You are viewing a plain text version of this content. The canonical link for it is here.
Posted to mapreduce-dev@hadoop.apache.org by Jim Donofrio <do...@gmail.com> on 2012/06/14 14:41:11 UTC

mapreduce.job.max.split.locations just a warning in hadoop 1.0.3 but not in 2.0.1-alpha?

I didnt hear anything from common-user about this, maybe that was the 
wrong list because this is more a development issue.

         final int max_loc = conf.getInt(MAX_SPLIT_LOCATIONS, 10);
         if (locations.length > max_loc) {
           LOG.warn("Max block location exceeded for split: "
               + split + " splitsize: " + locations.length +
               " maxsize: " + max_loc);
           locations = Arrays.copyOf(locations, max_loc);
         }

I was wondering about the above code in JobSplitWriter in hadoop 1.0.3.
The below commit comment is somewhat vague. I saw MAPREDUCE-1943 about
setting limits to save memory on the jobtracker. I wanted to confirm
that the above fix just serves as a warning and saves memory on the
jobtracker and does not cap the input at all since most inputformats
seem to ignore the locations?

I also wanted to know why the recent MAPREDUCE-4146 added this cap to
2.0.1-alpha but with the original capping behavior of causing the job to
fail by throwing an IOException instead of just warning the user as the
current code does?


commit 51be5c3d61cbc7960174493428fbaa41d5fbe84d
Author: Chris Douglas <cd...@apache.org>
Date:   Fri Oct 1 01:49:51 2010 -0700

      Change client-side enforcement of limit on locations per split
     to be advisory. Truncate on client, optionally fail job at
JobTracker if
     exceeded. Added mapreduce.job.max.split.locations property.

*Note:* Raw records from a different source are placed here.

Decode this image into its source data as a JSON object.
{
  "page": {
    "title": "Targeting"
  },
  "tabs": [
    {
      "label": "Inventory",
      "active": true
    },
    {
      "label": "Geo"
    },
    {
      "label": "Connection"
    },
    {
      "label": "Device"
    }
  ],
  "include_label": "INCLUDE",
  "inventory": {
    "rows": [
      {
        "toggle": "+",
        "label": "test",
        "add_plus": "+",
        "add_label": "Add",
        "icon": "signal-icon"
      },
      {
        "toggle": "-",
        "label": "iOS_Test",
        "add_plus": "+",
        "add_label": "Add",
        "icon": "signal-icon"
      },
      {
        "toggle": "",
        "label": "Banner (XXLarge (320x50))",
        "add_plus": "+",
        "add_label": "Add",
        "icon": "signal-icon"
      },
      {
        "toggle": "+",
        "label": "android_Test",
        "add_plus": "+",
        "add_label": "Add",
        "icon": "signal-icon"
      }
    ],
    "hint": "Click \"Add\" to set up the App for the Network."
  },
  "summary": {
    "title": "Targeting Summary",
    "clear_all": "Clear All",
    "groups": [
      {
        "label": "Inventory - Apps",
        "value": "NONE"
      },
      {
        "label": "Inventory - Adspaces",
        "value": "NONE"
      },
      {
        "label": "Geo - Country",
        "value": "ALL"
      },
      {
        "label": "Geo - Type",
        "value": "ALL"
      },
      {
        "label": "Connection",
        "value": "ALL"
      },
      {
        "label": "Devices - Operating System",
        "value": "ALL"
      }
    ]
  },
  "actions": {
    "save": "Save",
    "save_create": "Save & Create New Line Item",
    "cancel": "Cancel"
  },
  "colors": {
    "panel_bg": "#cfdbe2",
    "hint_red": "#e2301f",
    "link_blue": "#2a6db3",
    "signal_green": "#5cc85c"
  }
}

     +++ b/YAHOO-CHANGES.txt
     +     Change client-side enforcement of limit on locations per split
     +    to be advisory. Truncate on client, optionally fail job at
JobTracker if
     +    exceeded. Added mapreduce.job.max.split.locations property.
(cdouglas)
     +


Re: mapreduce.job.max.split.locations just a warning in hadoop 1.0.3 but not in 2.0.1-alpha?

Posted by Harsh J <ha...@cloudera.com>.
Hey Jim,

These are limits on the locations of a single split (locations for a
regular File would mean where all the file split's blocks may reside).
They do not control or cap inputs, just cap the maximum number of
locations shippable per InputSplit object. For a 'regular' job on a
'regular' cluster, the input split's locations would only be 3 at most
(3 replica locations to data-localize to). Its very rare to hit this
limit and this limit exists only to prevent abuse of memory (One may
send across lots of string values via the locations array via their
input format, say). It also helps catch stupid mistakes on custom
location generation, as an added bonus I guess.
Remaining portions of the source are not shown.